The WP Discourse plugin has a filter that can be hooked into to parse post content before it is published to Discourse. The filter is called wp_discourse_excerpt . The post content is passed to it as a variable. Here is how that filter can be used to remove all comments from the WordPress post before it gets published to Discourse. This pattern could be used to alter the post in other ways too:

add_filter( 'wp_discourse_excerpt', 'wpdc_custom_discourse_excerpt' );
function wpdc_custom_discourse_excerpt( $html ) {
	if ( ! extension_loaded( 'libxml' ) ) {

		return $html;
	}

	$use_internal_errors   = libxml_use_internal_errors( true );
	$disable_entity_loader = libxml_disable_entity_loader( true );
	$html_doc              = '<html><head><meta http-equiv="Content-Type" content="text/html; charset=utf-8"/></head><body>' . $html . '</body></html>';
	$doc                   = new \DOMDocument( '1.0', 'utf-8' );
	$doc->loadHTML( $html_doc );
	$finder   = new \DOMXPath( $doc );
	$comments = $finder->query( '//comment()' );
	if ( $comments->length ) {
		foreach ( $comments as $comment ) {
			$comment->parentNode->removeChild( $comment );
		}

		$parsed = $doc->saveHTML( $doc->documentElement );
		libxml_clear_errors();
		libxml_use_internal_errors( $use_internal_errors );
		libxml_disable_entity_loader( $disable_entity_loader );

		return preg_replace( '~<(?:!DOCTYPE|/?(?:html|head|meta|body))[^>]*>\s*~i', '', $parsed );
	}

	libxml_clear_errors();
	libxml_use_internal_errors( $use_internal_errors );
	libxml_disable_entity_loader( $disable_entity_loader );

	return $html;
}

Adding that code to your WordPress theme’s functions.php file should solve the problem. If it is not working for you, check to be sure that the libxml extension is enabled on your WordPress site’s server.

3 Likes

I will indeed give this a shot, but it sounds like a larger issue if HTML entities in a comment result in Discourse decising that comment is now invalid HTML, no?

1 Like

I’m not sure how Discourse should handle this. I think that for posts that are created directly on Discourse it makes sense to say that only a limited subset of HTML is supported, but for posts that are created through the API, or by pulling in an RSS feed it’s not clear to me how far Discourse should go to support HTML.
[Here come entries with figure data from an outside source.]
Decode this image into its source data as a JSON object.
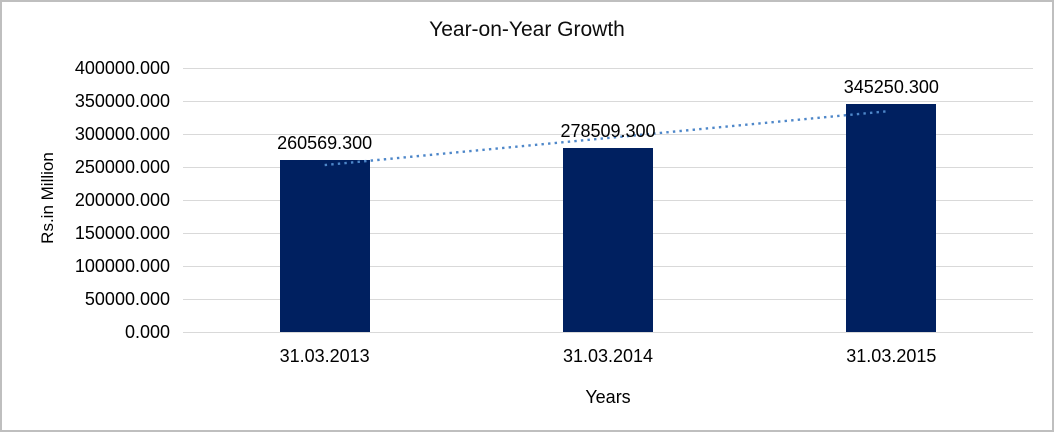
{
  "chart_data": {
    "type": "bar",
    "title": "Year-on-Year Growth",
    "xlabel": "Years",
    "ylabel": "Rs.in Million",
    "categories": [
      "31.03.2013",
      "31.03.2014",
      "31.03.2015"
    ],
    "values": [
      260569.3,
      278509.3,
      345250.3
    ],
    "data_labels": [
      "260569.300",
      "278509.300",
      "345250.300"
    ],
    "ylim": [
      0,
      400000
    ],
    "ytick_step": 50000,
    "ytick_labels_top_to_bottom": [
      "400000.000",
      "350000.000",
      "300000.000",
      "250000.000",
      "200000.000",
      "150000.000",
      "100000.000",
      "50000.000",
      "0.000"
    ],
    "grid": true,
    "legend": "none",
    "bar_color": "#002060",
    "gridline_color": "#d9d9d9",
    "text_color": "#000000",
    "trendline": {
      "type": "linear",
      "style": "dotted",
      "color": "#4e87c9",
      "from_category": "31.03.2013",
      "to_category": "31.03.2015"
    }
  }
}
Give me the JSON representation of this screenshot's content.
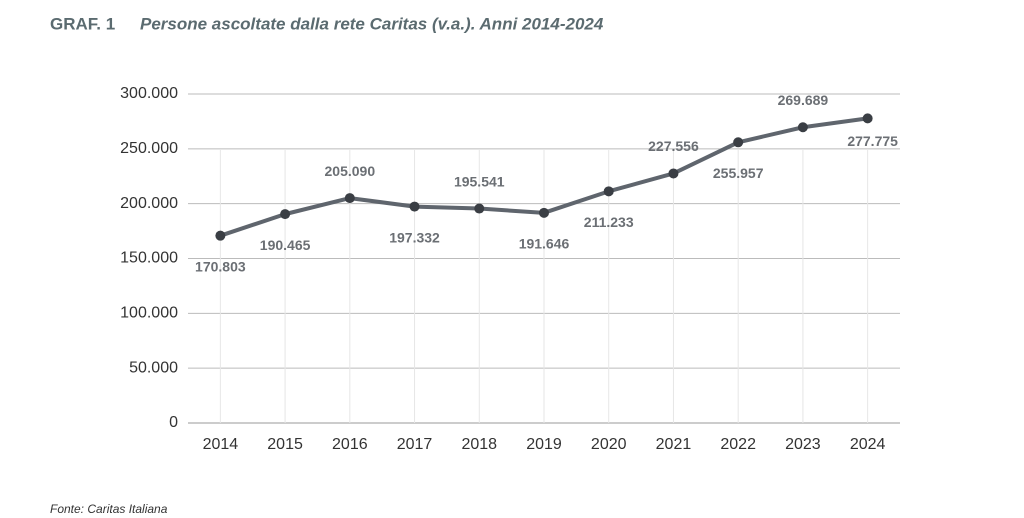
{
  "chart_data": {
    "type": "line",
    "label": "GRAF. 1",
    "title": "Persone ascoltate dalla rete Caritas (v.a.). Anni 2014-2024",
    "source": "Fonte: Caritas Italiana",
    "categories": [
      "2014",
      "2015",
      "2016",
      "2017",
      "2018",
      "2019",
      "2020",
      "2021",
      "2022",
      "2023",
      "2024"
    ],
    "values": [
      170803,
      190465,
      205090,
      197332,
      195541,
      191646,
      211233,
      227556,
      255957,
      269689,
      277775
    ],
    "value_labels": [
      "170.803",
      "190.465",
      "205.090",
      "197.332",
      "195.541",
      "191.646",
      "211.233",
      "227.556",
      "255.957",
      "269.689",
      "277.775"
    ],
    "color": "#5f656d",
    "ylim": [
      0,
      300000
    ],
    "yticks": [
      0,
      {
        "value": 50000,
        "label": "50.000"
      },
      {
        "value": 100000,
        "label": "100.000"
      },
      {
        "value": 150000,
        "label": "150.000"
      },
      {
        "value": 200000,
        "label": "200.000"
      },
      {
        "value": 250000,
        "label": "250.000"
      },
      {
        "value": 300000,
        "label": "300.000"
      }
    ],
    "grid": true
  }
}
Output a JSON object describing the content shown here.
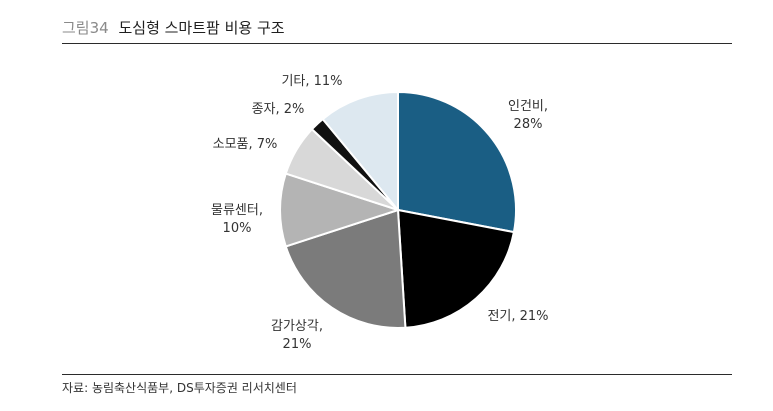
{
  "header": {
    "figure_label": "그림34",
    "title": "도심형 스마트팜 비용 구조"
  },
  "footer": {
    "source": "자료: 농림축산식품부, DS투자증권 리서치센터"
  },
  "chart_data": {
    "type": "pie",
    "title": "도심형 스마트팜 비용 구조",
    "start_angle_deg": 0,
    "direction": "clockwise",
    "slices": [
      {
        "label": "인건비",
        "value": 28,
        "display": "28%",
        "color": "#1a5e84"
      },
      {
        "label": "전기",
        "value": 21,
        "display": "21%",
        "color": "#000000"
      },
      {
        "label": "감가상각",
        "value": 21,
        "display": "21%",
        "color": "#7b7b7b"
      },
      {
        "label": "물류센터",
        "value": 10,
        "display": "10%",
        "color": "#b4b4b4"
      },
      {
        "label": "소모품",
        "value": 7,
        "display": "7%",
        "color": "#d8d8d8"
      },
      {
        "label": "종자",
        "value": 2,
        "display": "2%",
        "color": "#111111"
      },
      {
        "label": "기타",
        "value": 11,
        "display": "11%",
        "color": "#dde8f0"
      }
    ]
  }
}
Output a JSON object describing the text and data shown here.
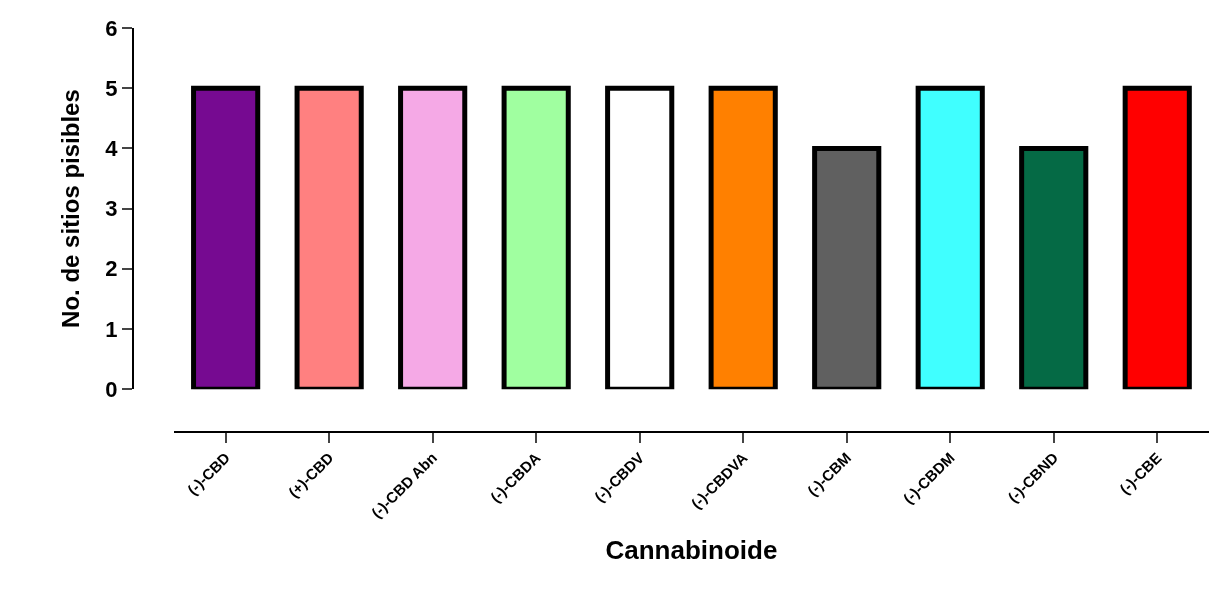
{
  "chart_data": {
    "type": "bar",
    "xlabel": "Cannabinoide",
    "ylabel": "No. de sitios pisibles",
    "categories": [
      "(-)-CBD",
      "(+)-CBD",
      "(-)-CBD Abn",
      "(-)-CBDA",
      "(-)-CBDV",
      "(-)-CBDVA",
      "(-)-CBM",
      "(-)-CBDM",
      "(-)-CBND",
      "(-)-CBE"
    ],
    "values": [
      5,
      5,
      5,
      5,
      5,
      5,
      4,
      5,
      4,
      5
    ],
    "colors": [
      "#760a91",
      "#ff8080",
      "#f5a9e6",
      "#a0ffa0",
      "#ffffff",
      "#ff8000",
      "#606060",
      "#40ffff",
      "#056a45",
      "#ff0000"
    ],
    "ylim": [
      0,
      6
    ],
    "yticks": [
      0,
      1,
      2,
      3,
      4,
      5,
      6
    ]
  }
}
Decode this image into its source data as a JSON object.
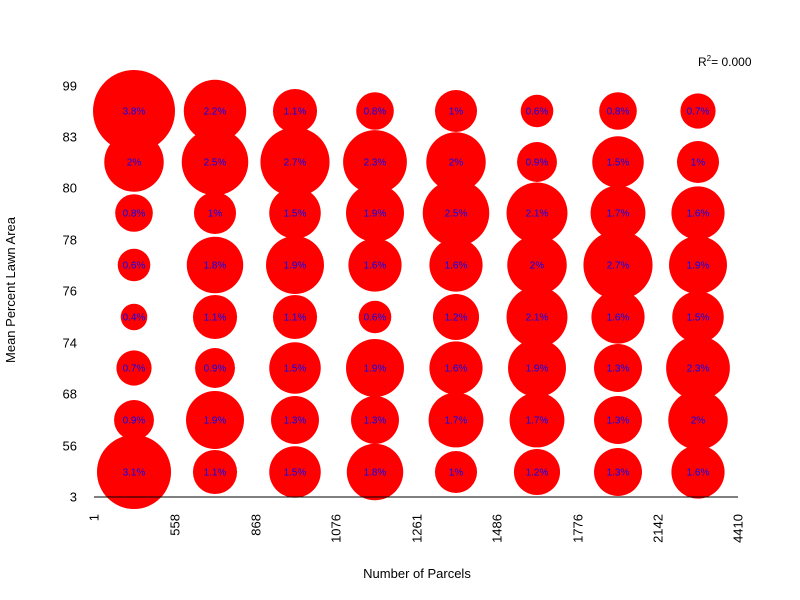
{
  "chart_data": {
    "type": "scatter",
    "title": "",
    "xlabel": "Number of Parcels",
    "ylabel": "Mean Percent Lawn Area",
    "x_ticks": [
      "1",
      "558",
      "868",
      "1076",
      "1261",
      "1486",
      "1776",
      "2142",
      "4410"
    ],
    "y_ticks": [
      "3",
      "56",
      "68",
      "74",
      "76",
      "78",
      "80",
      "83",
      "99"
    ],
    "r_squared": {
      "label": "R",
      "superscript": "2",
      "value": "= 0.000"
    },
    "cells": [
      {
        "xi": 0,
        "yi": 7,
        "percent": 3.8,
        "label": "3.8%"
      },
      {
        "xi": 1,
        "yi": 7,
        "percent": 2.2,
        "label": "2.2%"
      },
      {
        "xi": 2,
        "yi": 7,
        "percent": 1.1,
        "label": "1.1%"
      },
      {
        "xi": 3,
        "yi": 7,
        "percent": 0.8,
        "label": "0.8%"
      },
      {
        "xi": 4,
        "yi": 7,
        "percent": 1.0,
        "label": "1%"
      },
      {
        "xi": 5,
        "yi": 7,
        "percent": 0.6,
        "label": "0.6%"
      },
      {
        "xi": 6,
        "yi": 7,
        "percent": 0.8,
        "label": "0.8%"
      },
      {
        "xi": 7,
        "yi": 7,
        "percent": 0.7,
        "label": "0.7%"
      },
      {
        "xi": 0,
        "yi": 6,
        "percent": 2.0,
        "label": "2%"
      },
      {
        "xi": 1,
        "yi": 6,
        "percent": 2.5,
        "label": "2.5%"
      },
      {
        "xi": 2,
        "yi": 6,
        "percent": 2.7,
        "label": "2.7%"
      },
      {
        "xi": 3,
        "yi": 6,
        "percent": 2.3,
        "label": "2.3%"
      },
      {
        "xi": 4,
        "yi": 6,
        "percent": 2.0,
        "label": "2%"
      },
      {
        "xi": 5,
        "yi": 6,
        "percent": 0.9,
        "label": "0.9%"
      },
      {
        "xi": 6,
        "yi": 6,
        "percent": 1.5,
        "label": "1.5%"
      },
      {
        "xi": 7,
        "yi": 6,
        "percent": 1.0,
        "label": "1%"
      },
      {
        "xi": 0,
        "yi": 5,
        "percent": 0.8,
        "label": "0.8%"
      },
      {
        "xi": 1,
        "yi": 5,
        "percent": 1.0,
        "label": "1%"
      },
      {
        "xi": 2,
        "yi": 5,
        "percent": 1.5,
        "label": "1.5%"
      },
      {
        "xi": 3,
        "yi": 5,
        "percent": 1.9,
        "label": "1.9%"
      },
      {
        "xi": 4,
        "yi": 5,
        "percent": 2.5,
        "label": "2.5%"
      },
      {
        "xi": 5,
        "yi": 5,
        "percent": 2.1,
        "label": "2.1%"
      },
      {
        "xi": 6,
        "yi": 5,
        "percent": 1.7,
        "label": "1.7%"
      },
      {
        "xi": 7,
        "yi": 5,
        "percent": 1.6,
        "label": "1.6%"
      },
      {
        "xi": 0,
        "yi": 4,
        "percent": 0.6,
        "label": "0.6%"
      },
      {
        "xi": 1,
        "yi": 4,
        "percent": 1.8,
        "label": "1.8%"
      },
      {
        "xi": 2,
        "yi": 4,
        "percent": 1.9,
        "label": "1.9%"
      },
      {
        "xi": 3,
        "yi": 4,
        "percent": 1.6,
        "label": "1.6%"
      },
      {
        "xi": 4,
        "yi": 4,
        "percent": 1.6,
        "label": "1.6%"
      },
      {
        "xi": 5,
        "yi": 4,
        "percent": 2.0,
        "label": "2%"
      },
      {
        "xi": 6,
        "yi": 4,
        "percent": 2.7,
        "label": "2.7%"
      },
      {
        "xi": 7,
        "yi": 4,
        "percent": 1.9,
        "label": "1.9%"
      },
      {
        "xi": 0,
        "yi": 3,
        "percent": 0.4,
        "label": "0.4%"
      },
      {
        "xi": 1,
        "yi": 3,
        "percent": 1.1,
        "label": "1.1%"
      },
      {
        "xi": 2,
        "yi": 3,
        "percent": 1.1,
        "label": "1.1%"
      },
      {
        "xi": 3,
        "yi": 3,
        "percent": 0.6,
        "label": "0.6%"
      },
      {
        "xi": 4,
        "yi": 3,
        "percent": 1.2,
        "label": "1.2%"
      },
      {
        "xi": 5,
        "yi": 3,
        "percent": 2.1,
        "label": "2.1%"
      },
      {
        "xi": 6,
        "yi": 3,
        "percent": 1.6,
        "label": "1.6%"
      },
      {
        "xi": 7,
        "yi": 3,
        "percent": 1.5,
        "label": "1.5%"
      },
      {
        "xi": 0,
        "yi": 2,
        "percent": 0.7,
        "label": "0.7%"
      },
      {
        "xi": 1,
        "yi": 2,
        "percent": 0.9,
        "label": "0.9%"
      },
      {
        "xi": 2,
        "yi": 2,
        "percent": 1.5,
        "label": "1.5%"
      },
      {
        "xi": 3,
        "yi": 2,
        "percent": 1.9,
        "label": "1.9%"
      },
      {
        "xi": 4,
        "yi": 2,
        "percent": 1.6,
        "label": "1.6%"
      },
      {
        "xi": 5,
        "yi": 2,
        "percent": 1.9,
        "label": "1.9%"
      },
      {
        "xi": 6,
        "yi": 2,
        "percent": 1.3,
        "label": "1.3%"
      },
      {
        "xi": 7,
        "yi": 2,
        "percent": 2.3,
        "label": "2.3%"
      },
      {
        "xi": 0,
        "yi": 1,
        "percent": 0.9,
        "label": "0.9%"
      },
      {
        "xi": 1,
        "yi": 1,
        "percent": 1.9,
        "label": "1.9%"
      },
      {
        "xi": 2,
        "yi": 1,
        "percent": 1.3,
        "label": "1.3%"
      },
      {
        "xi": 3,
        "yi": 1,
        "percent": 1.3,
        "label": "1.3%"
      },
      {
        "xi": 4,
        "yi": 1,
        "percent": 1.7,
        "label": "1.7%"
      },
      {
        "xi": 5,
        "yi": 1,
        "percent": 1.7,
        "label": "1.7%"
      },
      {
        "xi": 6,
        "yi": 1,
        "percent": 1.3,
        "label": "1.3%"
      },
      {
        "xi": 7,
        "yi": 1,
        "percent": 2.0,
        "label": "2%"
      },
      {
        "xi": 0,
        "yi": 0,
        "percent": 3.1,
        "label": "3.1%"
      },
      {
        "xi": 1,
        "yi": 0,
        "percent": 1.1,
        "label": "1.1%"
      },
      {
        "xi": 2,
        "yi": 0,
        "percent": 1.5,
        "label": "1.5%"
      },
      {
        "xi": 3,
        "yi": 0,
        "percent": 1.8,
        "label": "1.8%"
      },
      {
        "xi": 4,
        "yi": 0,
        "percent": 1.0,
        "label": "1%"
      },
      {
        "xi": 5,
        "yi": 0,
        "percent": 1.2,
        "label": "1.2%"
      },
      {
        "xi": 6,
        "yi": 0,
        "percent": 1.3,
        "label": "1.3%"
      },
      {
        "xi": 7,
        "yi": 0,
        "percent": 1.6,
        "label": "1.6%"
      }
    ],
    "colors": {
      "bubble": "#ff0000",
      "label": "#0000ff",
      "axis": "#000000"
    }
  }
}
I think it would make sense to add the code that I posted above directly to the WP Discourse plugin. The plugin is already using similar functionality to clean up comments that are pulled to WordPress from Discourse. That has been in use for some time now with no reports of problems. I’ll get back to you about this within the next couple of days.

3 Likes

This has been added in WP Discourse version 2.0.6. When the full post content is published from WordPress to Discourse, any comment blocks in the post will be removed before the post is sent to Discourse.

4 Likes

Thanks, Simon! I’ll install as soon as this is available and report back.

ETA: Works like a charm. Thanks!

4 Likes

This topic was automatically closed 30 days after the last reply. New replies are no longer allowed.